Developer set to reopen The Standard folds

A developer set to reopen an iconic Walthamstow music venue and building hundreds of flats has gone into administration Last December, The Collective was [...]

Hero for Developer set to reopen The Standard folds
How the new music venue and flats in Blackhorse Lane was supposed to look
By Waltham Forest Echo 20 September 2021

A developer set to reopen an iconic Walthamstow music venue and building hundreds of flats has gone into administration

Last December, The Collective was given planning permission to build 300 flats and open a new venue on the site of The Standard in Blackhorse Lane, which shuttered after 25 years in 2011.

At the planning meeting, some councillors raised concerns that the flats, some of which would be just 16 square metres, were too small to be “acceptable as homes”.

Construction was intended to begin this summer, with the intention of opening the building and 350-capacity venue by 2023.

Responding to the news, a Hackney resident said: “Relieved this scheme also won’t be going ahead in Walthamstow, but really hope the replacement development will still have a music venue for the Standard. Also bring back the plan for a Turkish Food Company.”

The Turkish Food Centre, who previously owned the building, were given planning permission in 2017 to redevelop the site, creating a bar, supermarket and just 50 new flats, but the plan never materialised.

In December, when The Collective’s scheme was approved, committee member Marie Pye said: “I’m concerned about the size of these units, there’s potential for this to become a 300-plus house of multiple occupancy (HMO).”
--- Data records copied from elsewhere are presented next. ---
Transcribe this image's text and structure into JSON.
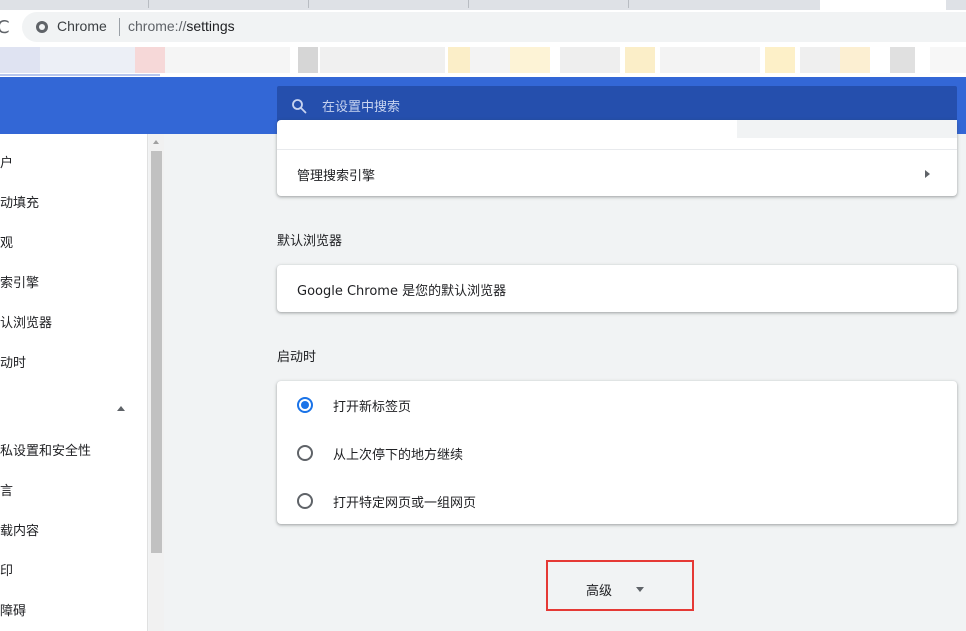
{
  "browser": {
    "omnibox_brand": "Chrome",
    "url_scheme": "chrome://",
    "url_host": "settings",
    "reload_glyph": "C"
  },
  "header": {
    "search_placeholder": "在设置中搜索"
  },
  "sidebar": {
    "items": [
      {
        "label": "户"
      },
      {
        "label": "动填充"
      },
      {
        "label": "观"
      },
      {
        "label": "索引擎"
      },
      {
        "label": "认浏览器"
      },
      {
        "label": "动时"
      },
      {
        "label": "私设置和安全性"
      },
      {
        "label": "言"
      },
      {
        "label": "载内容"
      },
      {
        "label": "印"
      },
      {
        "label": "障碍"
      }
    ]
  },
  "search_engine": {
    "manage_label": "管理搜索引擎"
  },
  "default_browser": {
    "section_title": "默认浏览器",
    "status_text": "Google Chrome 是您的默认浏览器"
  },
  "on_startup": {
    "section_title": "启动时",
    "options": [
      {
        "label": "打开新标签页",
        "checked": true
      },
      {
        "label": "从上次停下的地方继续",
        "checked": false
      },
      {
        "label": "打开特定网页或一组网页",
        "checked": false
      }
    ]
  },
  "advanced": {
    "label": "高级"
  },
  "colors": {
    "header_blue": "#3367d6",
    "search_box_blue": "#254fad",
    "radio_active": "#1a73e8",
    "highlight_red": "#e53935"
  }
}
Conservative councillor John Moss agreed, adding: “I don’t think it will be a 300-plus HMO, I think it will be a hostel used by visitors or people who live elsewhere and commute to work.
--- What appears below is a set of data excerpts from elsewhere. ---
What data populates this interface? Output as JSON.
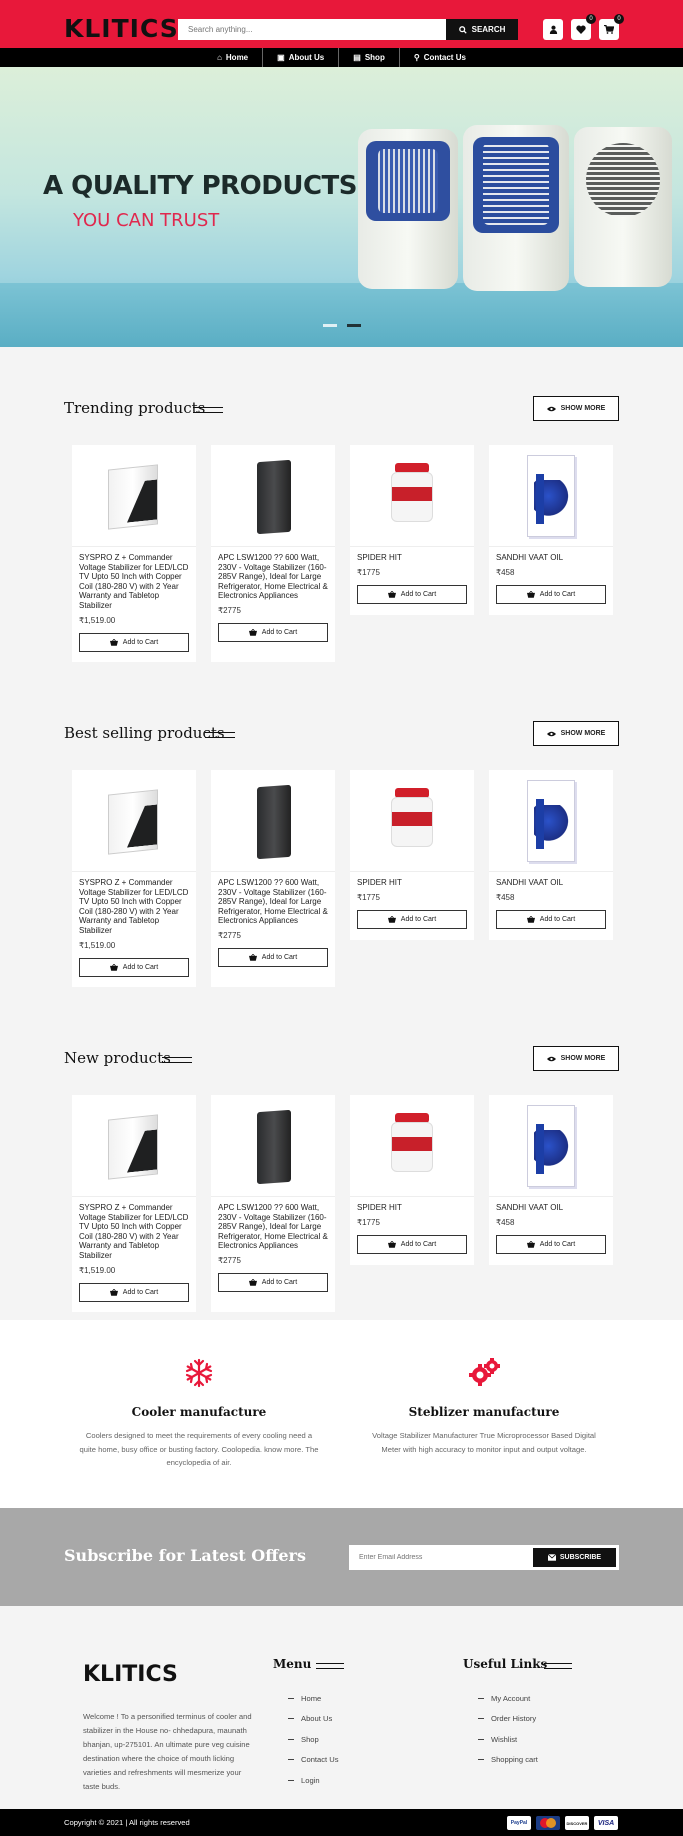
{
  "header": {
    "logo": "KLITICS",
    "search_placeholder": "Search anything...",
    "search_button": "SEARCH",
    "wishlist_count": "0",
    "cart_count": "0"
  },
  "nav": [
    "Home",
    "About Us",
    "Shop",
    "Contact Us"
  ],
  "hero": {
    "title": "A QUALITY PRODUCTS",
    "subtitle": "YOU CAN TRUST"
  },
  "sections": [
    {
      "title": "Trending products",
      "show_more": "SHOW MORE"
    },
    {
      "title": "Best selling products",
      "show_more": "SHOW MORE"
    },
    {
      "title": "New products",
      "show_more": "SHOW MORE"
    }
  ],
  "products": [
    {
      "name": "SYSPRO Z + Commander Voltage Stabilizer for LED/LCD TV Upto 50 Inch with Copper Coil (180-280 V) with 2 Year Warranty and Tabletop Stabilizer",
      "price": "₹1,519.00",
      "image": "stabilizer-image"
    },
    {
      "name": "APC LSW1200 ?? 600 Watt, 230V - Voltage Stabilizer (160-285V Range), Ideal for Large Refrigerator, Home Electrical & Electronics Appliances",
      "price": "₹2775",
      "image": "apc-stabilizer-image"
    },
    {
      "name": "SPIDER HIT",
      "price": "₹1775",
      "image": "spider-hit-jar-image"
    },
    {
      "name": "SANDHI VAAT OIL",
      "price": "₹458",
      "image": "sandhi-vaat-box-image"
    }
  ],
  "add_to_cart": "Add to Cart",
  "features": [
    {
      "icon": "snowflake-icon",
      "title": "Cooler manufacture",
      "text": "Coolers designed to meet the requirements of every cooling need a quite home, busy office or busting factory. Coolopedia. know more. The encyclopedia of air."
    },
    {
      "icon": "gears-icon",
      "title": "Steblizer manufacture",
      "text": "Voltage Stabilizer Manufacturer True Microprocessor Based Digital Meter with high accuracy to monitor input and output voltage."
    }
  ],
  "subscribe": {
    "title": "Subscribe for Latest Offers",
    "placeholder": "Enter Email Address",
    "button": "SUBSCRIBE"
  },
  "footer": {
    "logo": "KLITICS",
    "description": "Welcome ! To a personified terminus of cooler and stabilizer in the House no- chhedapura, maunath bhanjan, up-275101. An ultimate pure veg cuisine destination where the choice of mouth licking varieties and refreshments will mesmerize your taste buds.",
    "menu_title": "Menu",
    "menu": [
      "Home",
      "About Us",
      "Shop",
      "Contact Us",
      "Login"
    ],
    "links_title": "Useful Links",
    "links": [
      "My Account",
      "Order History",
      "Wishlist",
      "Shopping cart"
    ],
    "copyright": "Copyright © 2021 | All rights reserved",
    "payments": [
      "PayPal",
      "MasterCard",
      "DISCOVER",
      "VISA"
    ]
  },
  "colors": {
    "brand": "#e8183a",
    "dark": "#000000",
    "accent_text": "#e0284e"
  }
}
“I would ask what’s the benefit to our borough? We are getting less than a tenth of the affordable housing that we would have been getting from the previous scheme. I agree with the restoration of the iconic venue that used to be here but that does come with it’s own problems as well.”

Councillors were told The Collective “accepted that the internal living space of each room is limited but was mostly focusing on the quality of the communal space”. The kitchenettes in each room would have hobs, combi-oven, microwave, cupboard and sink and, overall, there would be “more than two hobs per resident”.

Committee chairperson Jenny Gray spoke in support of the development, noting she had seen applications to reopen The Standard “for many years now”. She said: “When we finally gave permission [to the previous owners] years ago, local people were really excited about it.

“You can’t have an iconic music venue without anything to pay for it, it’s obviously not sustainable on it’s own or someone would have reopened it. I know [co-living] is an unusual model but it has worked in other local authorities and it’s probably a similar standard to student accommodation.”